Re: Writing regexes, think ahead just a bit.
by locked_user sundialsvc4 (Abbot) on Mar 23, 2011 at 19:17 UTC

    This is also an argument for not consuming too much beer the night before ...

Re: Writing regexes, think ahead just a bit.
by ack (Deacon) on Mar 24, 2011 at 16:17 UTC

    I just got a chance to read this and it made my whole day!

    Every now and then I experience that kind of situation; sometimes while programming and other times other things.

    Regexes can be that way for me too. Can't remember any specifics since it's been a while; but they *do* happen and I always get a chuckle or two out of it...and get gently reminded to stop and think through what I'm doing when I get just a little too robotic in certain aspects of coding.

    My most recent nemisis is that the "f" key on my keyboard is failing (I know I should get it fixed or replaced but I'm a notorious procrastinator...and poor speller) and is increasingly not generating the character when it should. Being a touch-typist I have been having to train myself to look more closely while and after I've been typing to be sure I catch it...but the results are sometimes ellusive since the results are actual words and my eye doesn't cath them as easily. Words like "fit" becomes "it", "for" become "or", "four" becomes "our", "flight" become "light" and "fear" becomes "ear". Occasionally (though I can't for the life of me remeber any off the top of my head) even become a bit obscene!

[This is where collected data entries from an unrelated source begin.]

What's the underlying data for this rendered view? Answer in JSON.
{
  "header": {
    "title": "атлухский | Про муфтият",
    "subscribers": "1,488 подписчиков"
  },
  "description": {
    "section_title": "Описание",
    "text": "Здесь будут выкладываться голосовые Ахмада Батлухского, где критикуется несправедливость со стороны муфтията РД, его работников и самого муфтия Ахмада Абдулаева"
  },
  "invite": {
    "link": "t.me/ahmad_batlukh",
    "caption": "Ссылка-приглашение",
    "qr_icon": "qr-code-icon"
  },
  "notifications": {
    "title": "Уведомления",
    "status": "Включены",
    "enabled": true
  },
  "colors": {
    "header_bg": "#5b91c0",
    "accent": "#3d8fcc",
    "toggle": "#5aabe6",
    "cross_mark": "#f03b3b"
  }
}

    Thanks Lady_Aleena, I needed the lightness today!

    ack Albuquerque, NM
Re: Writing regexes, think ahead just a bit.
by cavac (Prior) on Mar 28, 2011 at 17:37 UTC

    When you said "The Tee of Doom" i immediatly had to think this was a title worthy of a Terry Prattchet Novel - or at least one of his famous phrases. You know, like "Glom of Nit" from "Going Postal".

    Ok, on a more serious note (yeah...), problems like these can bite in quite unexpected ways. Here's a rather lengthy writeup of a similar well-meaning, not so well implemented "automate my language" script:

    The automated curse generator (TheDailyWTF)
      I managed to read it till the end and it is hilarious !!!.
Re: Writing regexes, think ahead just a bit.
by motokitn (Sexton) on Apr 06, 2011 at 03:40 UTC
    The main source of entertainment gained from my broken regexen is that of my coworkers watching what my face does as I watch my output break in horrible ways, generally throwing critical data on the floor. And making me twitch.